Kushari aka koshari is a traditional Egyptian dish which dates back in the 1800s. It is a blend of flavors and textures topped with fried onions and spicy tomato paste. The dish which has gained popularity since then is one of the national dishes you can’t miss when you walk in the streets of Egypt or in any restaurants. The hearty meal can be enjoyed in the morning for breakfast, during lunchtime or even dinner. And while you can enjoy your koshari in a restaurant, bringing the exquisite aroma of this hearty Cairo dish in your kitchen is worth it. To make the preparation time easy, we have compiled a detailed cook guide. Just take a look!
Course: Main course
Cuisine: Middle Eastern
Serves: 7
Preparation time: 10mins
Cook time: 35mins
What you need
For the dish
- 500g white or brown rice medium grain (cooked)

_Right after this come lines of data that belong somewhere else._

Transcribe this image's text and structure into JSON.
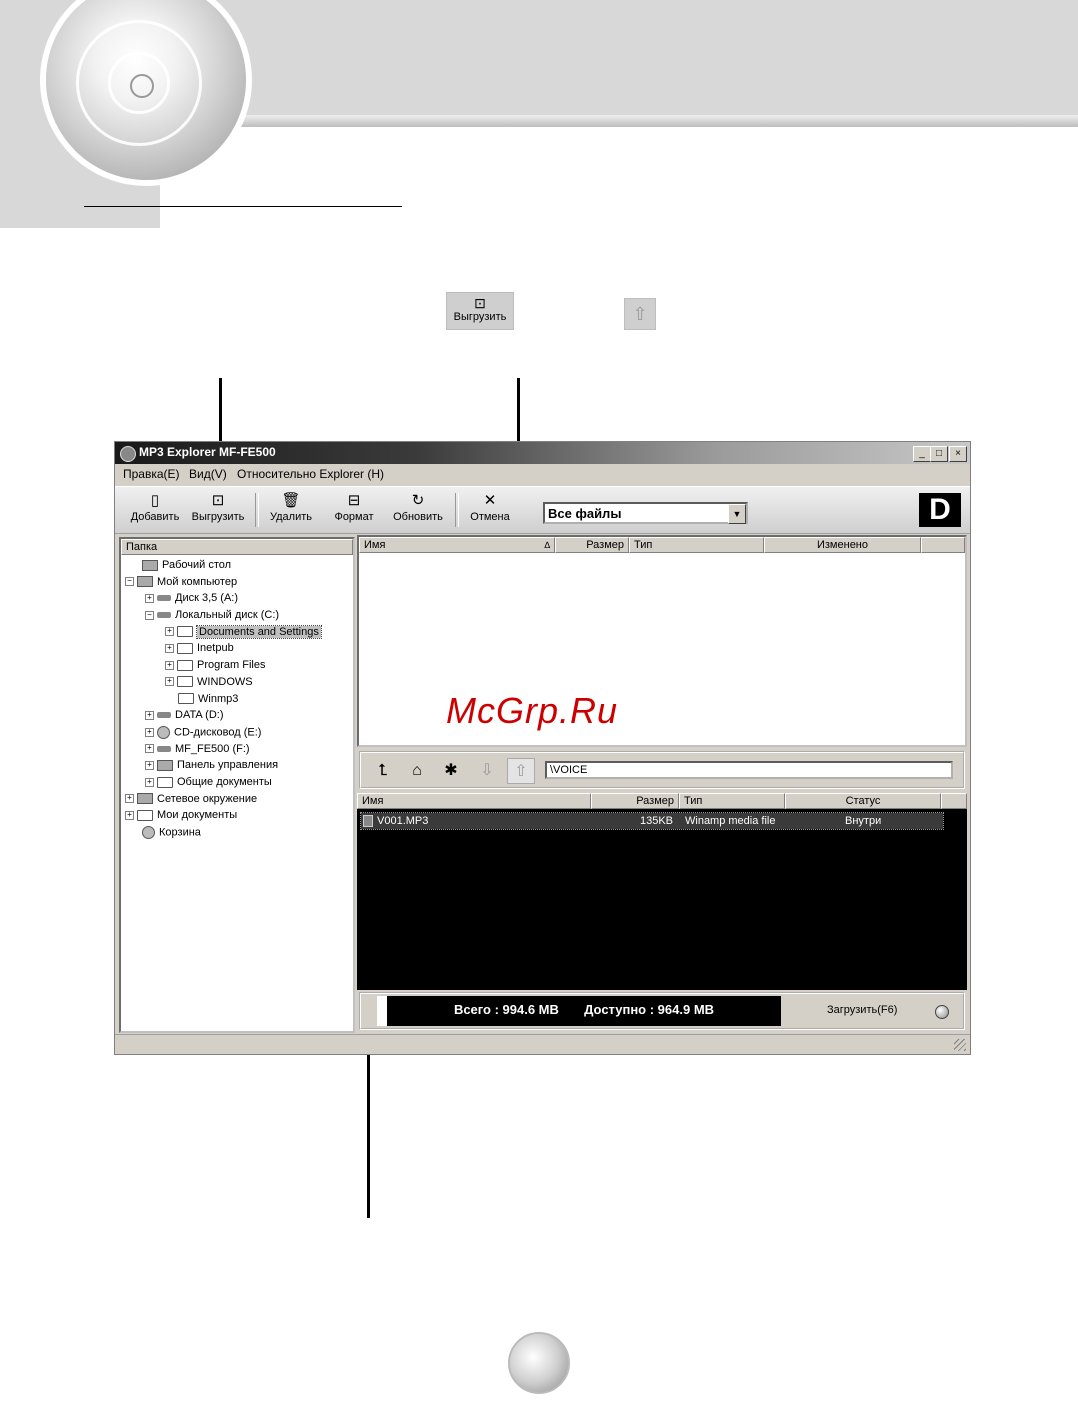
{
  "toolbar_preview": {
    "upload_label": "Выгрузить"
  },
  "window": {
    "title": "MP3 Explorer  MF-FE500",
    "controls": {
      "minimize": "_",
      "maximize": "□",
      "close": "×"
    }
  },
  "menu": [
    "Правка(E)",
    "Вид(V)",
    "Относительно Explorer (H)"
  ],
  "toolbar": {
    "add": "Добавить",
    "upload": "Выгрузить",
    "delete": "Удалить",
    "format": "Формат",
    "refresh": "Обновить",
    "cancel": "Отмена",
    "filter_value": "Все файлы",
    "logo": "D"
  },
  "tree": {
    "header": "Папка",
    "items": [
      {
        "label": "Рабочий стол",
        "icon": "desktop-icon"
      },
      {
        "label": "Мой компьютер",
        "icon": "computer-icon"
      },
      {
        "label": "Диск 3,5 (A:)",
        "icon": "floppy-icon"
      },
      {
        "label": "Локальный диск (C:)",
        "icon": "drive-icon"
      },
      {
        "label": "Documents and Settings",
        "icon": "folder-icon"
      },
      {
        "label": "Inetpub",
        "icon": "folder-icon"
      },
      {
        "label": "Program Files",
        "icon": "folder-icon"
      },
      {
        "label": "WINDOWS",
        "icon": "folder-icon"
      },
      {
        "label": "Winmp3",
        "icon": "folder-icon"
      },
      {
        "label": "DATA (D:)",
        "icon": "drive-icon"
      },
      {
        "label": "CD-дисковод (E:)",
        "icon": "cd-icon"
      },
      {
        "label": "MF_FE500 (F:)",
        "icon": "drive-icon"
      },
      {
        "label": "Панель управления",
        "icon": "control-panel-icon"
      },
      {
        "label": "Общие документы",
        "icon": "folder-icon"
      },
      {
        "label": "Сетевое окружение",
        "icon": "network-icon"
      },
      {
        "label": "Мои документы",
        "icon": "documents-icon"
      },
      {
        "label": "Корзина",
        "icon": "recycle-bin-icon"
      }
    ]
  },
  "pc_list": {
    "columns": [
      "Имя",
      "Размер",
      "Тип",
      "Изменено"
    ],
    "sort_glyph": "∆"
  },
  "device": {
    "path": "\\VOICE",
    "columns": [
      "Имя",
      "Размер",
      "Тип",
      "Статус"
    ],
    "rows": [
      {
        "name": "V001.MP3",
        "size": "135KB",
        "type": "Winamp media file",
        "status": "Внутри"
      }
    ]
  },
  "status": {
    "total_label": "Всего : 994.6 MB",
    "free_label": "Доступно : 964.9 MB",
    "load_button": "Загрузить(F6)"
  },
  "watermark": "McGrp.Ru"
}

- Two cans of lentils 250g each
- Two cans of chickpeas 250g each
- 800ml water
- 1 tbsp salt
For pasta
- 450g spaghetti (broken into 1” pieces)
- 1 c elbow macaroni
For the tomato sauce
- 2 Diced tomato cans 14oz each (undrained)

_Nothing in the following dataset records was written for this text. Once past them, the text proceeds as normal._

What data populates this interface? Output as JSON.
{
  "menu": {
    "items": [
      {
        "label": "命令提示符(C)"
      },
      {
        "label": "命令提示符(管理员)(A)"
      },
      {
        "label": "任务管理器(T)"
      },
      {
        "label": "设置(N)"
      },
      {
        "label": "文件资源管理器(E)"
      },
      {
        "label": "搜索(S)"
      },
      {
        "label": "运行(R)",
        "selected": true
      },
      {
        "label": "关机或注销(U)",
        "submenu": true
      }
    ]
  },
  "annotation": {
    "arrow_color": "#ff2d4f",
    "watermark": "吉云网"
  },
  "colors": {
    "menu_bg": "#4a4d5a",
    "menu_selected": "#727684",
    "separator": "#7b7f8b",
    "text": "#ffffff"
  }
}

- One minced onion (small-sized)
- 2 tbsp. canola or olive oil
- ½ tbsp. ginger
- Three garlic cloves
- 1 tbsp. cumin
- 1/2 tbsp. salt
- 1tbsp. paprika
- 1 tbsp. cayenne
- 2 tbsp red wine vinegar
- Cloves
- Nutmeg
Fried onion topping
- Unbleached all-purpose flour (3 tbsp.)
- Two sliced onions (medium-sized)
- 2tbsp. canola or olive oil
Procedure
For preparing pasta
- Add water in a pan (medium-sized) and boil it over medium heat. Add your pasta and cook for 10 to 12 minutes uncovered
- Drain any water left and add little oil to prevent it from sticking
For the sauce
- In a medium-sized pan, heat 2 tsp of olive or canola oil over medium heat.
- Add your sliced garlic and onions and cook them for two to three minutes
- Add your canned tomatoes and other remaining sauce ingredients and stir for two minutes
- Simmer it for 20 minutes
- If the sauce is too dry, you can add water as preferred
- Taste your sauce and add salt and cayenne as preferred
For the onions
- Heat 2 tbsp of canola or olive oil in a non-stick pan
- Put your 3tbsp of flour in a bowl and add your onions. Mix them together and add to your heated oil
- Fry your onions on medium heat until brown
- Place a piece of serviette on a plate and transfer your fried onions to absorb any excess oil
Serving procedure
Each plate should start with rice, then lentils. Top it with your elbow pasta followed with half of you tomato sauce then your chickpeas and your crimpy onions.